New research (and a cool infographic) from Morgan Stanley’s Institute for Sustainable Investing suggests 40 percent of female investors consider the impact of their investment, along with financial return, when making an investment decision, versus only 23 percent of men, based on a survey of 1000 individual investors. Women investors represent 39 percent of assets under management in the U.S.
The report, Sustainable Signals, also found that members of the Millennial generation (22 percent) are nearly twice as likely as the total investor population (12 percent) to invest in companies or funds that target specific social or environmental outcomes. Millennials will make up one in three U.S. adults by 2020.

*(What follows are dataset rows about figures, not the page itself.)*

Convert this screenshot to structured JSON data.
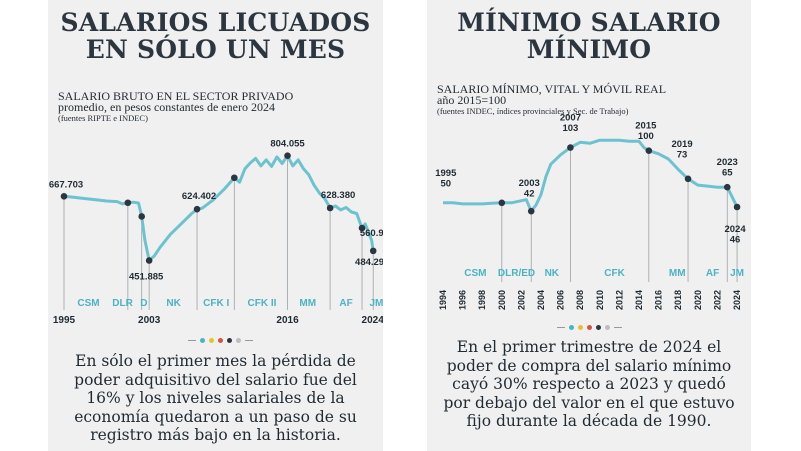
{
  "colors": {
    "line": "#6cc3cf",
    "marker": "#2b3640",
    "label": "#1f2a33",
    "era": "#4bb3c4",
    "panel_bg": "#f0f0f0",
    "dots": [
      "#4bb3c4",
      "#e6c229",
      "#d6573b",
      "#2b3640",
      "#bdbdbd"
    ]
  },
  "left": {
    "title_lines": [
      "SALARIOS LICUADOS",
      "EN SÓLO UN MES"
    ],
    "subtitle_lines": [
      "SALARIO BRUTO EN EL SECTOR PRIVADO",
      "promedio, en pesos constantes de enero 2024"
    ],
    "source": "(fuentes RIPTE e INDEC)",
    "body": "En sólo el primer mes la pérdida de poder adquisitivo del salario fue del 16% y los niveles salariales de la economía quedaron a un paso de su registro más bajo en la historia."
  },
  "right": {
    "title_lines": [
      "MÍNIMO SALARIO",
      "MÍNIMO"
    ],
    "subtitle_lines": [
      "SALARIO MÍNIMO, VITAL Y MÓVIL REAL",
      "año 2015=100"
    ],
    "source": "(fuentes INDEC, índices provinciales y Sec. de Trabajo)",
    "body": "En el primer trimestre de 2024 el poder de compra del salario mínimo cayó 30% respecto a 2023 y quedó por debajo del valor en el que estuvo fijo durante la década de 1990."
  },
  "chart_data": [
    {
      "type": "line",
      "title": "SALARIO BRUTO EN EL SECTOR PRIVADO",
      "subtitle": "promedio, en pesos constantes de enero 2024",
      "x_ticks": [
        "1995",
        "2003",
        "2016",
        "2024"
      ],
      "x_tick_values": [
        1995,
        2003,
        2016,
        2024
      ],
      "ylim": [
        420000,
        830000
      ],
      "xlim": [
        1995,
        2024.5
      ],
      "series": [
        {
          "x": [
            1995,
            1996,
            1997,
            1998,
            1999,
            2000,
            2000.5,
            2001,
            2001.5,
            2002,
            2002.3,
            2002.6,
            2003,
            2003.5,
            2004,
            2005,
            2006,
            2007,
            2007.5,
            2008,
            2009,
            2010,
            2011,
            2011.5,
            2012,
            2012.5,
            2013,
            2013.5,
            2014,
            2014.5,
            2015,
            2015.5,
            2016,
            2016.5,
            2017,
            2017.5,
            2018,
            2018.5,
            2019,
            2019.5,
            2020,
            2020.5,
            2021,
            2021.5,
            2022,
            2022.5,
            2023,
            2023.3,
            2023.6,
            2023.9,
            2024.05
          ],
          "y": [
            667703,
            664000,
            660000,
            656000,
            652000,
            650000,
            642000,
            646000,
            648000,
            645000,
            600000,
            520000,
            451885,
            468000,
            495000,
            540000,
            575000,
            610000,
            624402,
            628000,
            655000,
            690000,
            730000,
            715000,
            760000,
            780000,
            795000,
            770000,
            790000,
            768000,
            800000,
            778000,
            804055,
            770000,
            790000,
            760000,
            740000,
            705000,
            678000,
            660000,
            628380,
            635000,
            622000,
            630000,
            615000,
            610000,
            560932,
            575000,
            548000,
            520000,
            484298
          ]
        }
      ],
      "annotations": [
        {
          "label": "667.703",
          "x": 1995,
          "y": 667703
        },
        {
          "label": "451.885",
          "x": 2003,
          "y": 451885
        },
        {
          "label": "624.402",
          "x": 2007.5,
          "y": 624402
        },
        {
          "label": "804.055",
          "x": 2016,
          "y": 804055
        },
        {
          "label": "628.380",
          "x": 2020,
          "y": 628380
        },
        {
          "label": "560.932",
          "x": 2023,
          "y": 560932
        },
        {
          "label": "484.298",
          "x": 2024.05,
          "y": 484298
        }
      ],
      "marker_x": [
        1995,
        2001,
        2002.3,
        2003,
        2007.5,
        2011,
        2016,
        2020,
        2023,
        2024.05
      ],
      "eras": [
        {
          "label": "CSM",
          "x": 1997.3
        },
        {
          "label": "DLR",
          "x": 2000.5
        },
        {
          "label": "D",
          "x": 2002.5
        },
        {
          "label": "NK",
          "x": 2005.3
        },
        {
          "label": "CFK I",
          "x": 2009.3
        },
        {
          "label": "CFK II",
          "x": 2013.6
        },
        {
          "label": "MM",
          "x": 2017.9
        },
        {
          "label": "AF",
          "x": 2021.5
        },
        {
          "label": "JM",
          "x": 2024.35
        }
      ]
    },
    {
      "type": "line",
      "title": "SALARIO MÍNIMO, VITAL Y MÓVIL REAL",
      "subtitle": "año 2015=100",
      "x_ticks": [
        "1994",
        "1996",
        "1998",
        "2000",
        "2002",
        "2004",
        "2006",
        "2008",
        "2010",
        "2012",
        "2014",
        "2016",
        "2018",
        "2020",
        "2022",
        "2024"
      ],
      "x_tick_values": [
        1994,
        1996,
        1998,
        2000,
        2002,
        2004,
        2006,
        2008,
        2010,
        2012,
        2014,
        2016,
        2018,
        2020,
        2022,
        2024
      ],
      "ylim": [
        0,
        115
      ],
      "xlim": [
        1994,
        2024.3
      ],
      "series": [
        {
          "x": [
            1994,
            1995,
            1996,
            1997,
            1998,
            1999,
            2000,
            2001,
            2002,
            2002.5,
            2003,
            2003.5,
            2004,
            2004.5,
            2005,
            2006,
            2007,
            2008,
            2009,
            2010,
            2011,
            2012,
            2013,
            2014,
            2014.5,
            2015,
            2016,
            2017,
            2018,
            2019,
            2020,
            2021,
            2022,
            2023,
            2024
          ],
          "y": [
            50,
            50,
            49,
            49,
            49,
            49.5,
            50,
            50,
            52,
            53,
            42,
            48,
            58,
            75,
            87,
            96,
            103,
            108,
            107,
            110,
            110,
            110,
            109,
            109,
            103,
            100,
            97,
            92,
            82,
            73,
            67,
            66,
            65,
            65,
            46
          ]
        }
      ],
      "annotations": [
        {
          "label": "1995",
          "sub": "50",
          "x": 1995,
          "y": 50
        },
        {
          "label": "2003",
          "sub": "42",
          "x": 2003,
          "y": 42
        },
        {
          "label": "2007",
          "sub": "103",
          "x": 2007,
          "y": 103
        },
        {
          "label": "2015",
          "sub": "100",
          "x": 2015,
          "y": 100
        },
        {
          "label": "2019",
          "sub": "73",
          "x": 2019,
          "y": 73
        },
        {
          "label": "2023",
          "sub": "65",
          "x": 2023,
          "y": 65
        },
        {
          "label": "2024",
          "sub": "46",
          "x": 2024,
          "y": 46
        }
      ],
      "marker_x": [
        2000,
        2003,
        2007,
        2015,
        2019,
        2023,
        2024
      ],
      "eras": [
        {
          "label": "CSM",
          "x": 1997.3
        },
        {
          "label": "DLR/ED",
          "x": 2001.5
        },
        {
          "label": "NK",
          "x": 2005.1
        },
        {
          "label": "CFK",
          "x": 2011.5
        },
        {
          "label": "MM",
          "x": 2017.9
        },
        {
          "label": "AF",
          "x": 2021.5
        },
        {
          "label": "JM",
          "x": 2024
        }
      ]
    }
  ]
}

Altogether, 71 percent of active individual investors describe themselves as interested in sustainable investing, and 65 percent believe sustainable investing will become more prevalent over the next five years.
But the report suggests that there’s work to do to move investors from interest to action. Nearly three-quarters of individual investors believe companies with good environmental and social policies can be more profitable. But 54 percent believe there is a trade-off between financial returns and sustainability.
“The perception of trade-off between profitable and sustainable investments is still a major barrier to the growth of the field,” said Audrey Choi, CEO of the institute and a managing director of Morgan Stanley. “We and others trying to advance sustainable investing at scale have a job to do, demonstrating that it is possible to achieve positive impact and market-rate returns.”